Les deux hommes s’étudièrent un instant, et bien que l’un parût l’antithèse de l’autre, ils se sentirent tous deux comme rassurés par une indéfinissable sympathie.
– Êtes-vous le chevalier de Pardaillan? demanda ce troisième visiteur.
– Oui, monsieur, dit Pardaillan avec une douceur qui ne lui était pas habituelle. Me ferez-vous l’honneur de me dire qui j’ai la joie de recevoir dans mon pauvre logis?
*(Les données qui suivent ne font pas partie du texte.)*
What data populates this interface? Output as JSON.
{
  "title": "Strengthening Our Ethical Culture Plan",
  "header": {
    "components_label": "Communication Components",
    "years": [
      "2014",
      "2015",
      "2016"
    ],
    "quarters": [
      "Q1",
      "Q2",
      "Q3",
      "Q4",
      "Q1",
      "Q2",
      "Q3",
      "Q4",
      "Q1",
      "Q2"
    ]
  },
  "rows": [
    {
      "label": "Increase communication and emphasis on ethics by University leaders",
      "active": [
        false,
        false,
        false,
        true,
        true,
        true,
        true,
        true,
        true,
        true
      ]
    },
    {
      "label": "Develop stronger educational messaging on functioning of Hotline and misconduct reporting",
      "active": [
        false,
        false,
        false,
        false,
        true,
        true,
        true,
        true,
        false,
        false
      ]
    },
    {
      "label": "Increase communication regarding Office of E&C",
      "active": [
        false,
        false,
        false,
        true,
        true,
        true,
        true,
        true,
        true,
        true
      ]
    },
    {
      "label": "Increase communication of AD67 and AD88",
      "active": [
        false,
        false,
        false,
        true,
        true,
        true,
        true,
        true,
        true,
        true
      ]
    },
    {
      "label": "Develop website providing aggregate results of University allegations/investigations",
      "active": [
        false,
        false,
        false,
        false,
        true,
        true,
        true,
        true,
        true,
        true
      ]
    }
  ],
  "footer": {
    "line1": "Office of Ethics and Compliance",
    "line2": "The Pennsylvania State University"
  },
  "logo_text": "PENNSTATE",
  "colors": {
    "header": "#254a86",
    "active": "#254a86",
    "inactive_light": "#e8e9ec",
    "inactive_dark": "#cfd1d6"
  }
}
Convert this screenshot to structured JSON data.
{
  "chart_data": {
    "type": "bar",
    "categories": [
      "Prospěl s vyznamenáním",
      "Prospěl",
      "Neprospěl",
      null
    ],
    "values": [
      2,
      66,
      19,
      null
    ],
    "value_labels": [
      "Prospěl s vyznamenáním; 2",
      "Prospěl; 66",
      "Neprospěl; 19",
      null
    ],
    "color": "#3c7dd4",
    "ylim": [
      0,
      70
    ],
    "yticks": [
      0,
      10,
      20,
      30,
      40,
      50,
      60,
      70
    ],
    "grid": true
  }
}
À cette question, bien naturelle (bien que faite dans les termes amphigouriques de l’époque), l’étranger tressaillit, et pâlit légèrement. Puis, relevant la tête comme pour braver non pas le chevalier, mais la destinée, il répondit sourdement:
– C’est juste. La politesse veut que je vous dise mon nom.
– Monsieur, fit vivement Pardaillan, croyez bien que ma question m’a été inspirée par l’amitié dont je me sens porté envers vous. Si votre nom est un secret, je me croirais déshonoré à vous le demander.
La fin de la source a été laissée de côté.